There is no legal difference between two states of affairs without a difference in the material facts.
There is no moral difference between two states of affairs without a difference in the material facts.
Both of these statements appear to be true. Philosophers allude to supervenience in the latter case but not in the former. Given the parallelism of the two statements, however, it would be odd if supervenience were necessary in the latter case but superfluous in the former.
We speak of acts being lawful or unlawful. Synonymously, we speak of acts being consistent or inconsistent with the law. Hence, it is also possible to speak of acts being consistent or inconsistent with morality.
Indeed, we can speak of acts being consistent or inconsistent with morality, when morality is based on the commands of God, Platonic moral principles, or the foundational attitudes I postulate. Each of these can function in ways analogous to the ways in which statutes function.
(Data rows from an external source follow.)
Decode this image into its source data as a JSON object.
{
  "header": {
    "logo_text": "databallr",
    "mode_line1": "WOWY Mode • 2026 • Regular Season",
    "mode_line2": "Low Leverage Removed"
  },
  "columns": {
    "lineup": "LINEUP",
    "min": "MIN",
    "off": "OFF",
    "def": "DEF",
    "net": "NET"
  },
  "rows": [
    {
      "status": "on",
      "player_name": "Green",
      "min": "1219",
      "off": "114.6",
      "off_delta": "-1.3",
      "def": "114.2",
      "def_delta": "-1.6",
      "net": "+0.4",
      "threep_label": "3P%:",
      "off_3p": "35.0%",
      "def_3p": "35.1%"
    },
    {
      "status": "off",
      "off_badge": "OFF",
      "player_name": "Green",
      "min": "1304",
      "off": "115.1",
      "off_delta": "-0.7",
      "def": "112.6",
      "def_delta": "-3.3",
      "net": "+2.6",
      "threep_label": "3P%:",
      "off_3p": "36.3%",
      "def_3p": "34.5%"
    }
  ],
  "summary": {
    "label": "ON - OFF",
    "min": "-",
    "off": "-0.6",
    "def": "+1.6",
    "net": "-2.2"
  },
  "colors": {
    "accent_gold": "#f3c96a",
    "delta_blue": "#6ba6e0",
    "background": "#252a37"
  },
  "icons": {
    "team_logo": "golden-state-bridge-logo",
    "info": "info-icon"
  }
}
Now, although almost no beliefs are products of evolution, it is not impossible for there to be selection for beliefs. If the content of a naturally selected belief included normative concepts, then we could explain how normativity could originate in a world that started out lacking it. Explaining the origin or morality in this way is not a matter of deriving prescriptions from descriptions – natural selection is not logical inference. It is probably the only realistic way of explaining how normativity came into the actual world.
It would be Procrustean to require talk about consistency and evolution to be translated into the idiom of supervenience.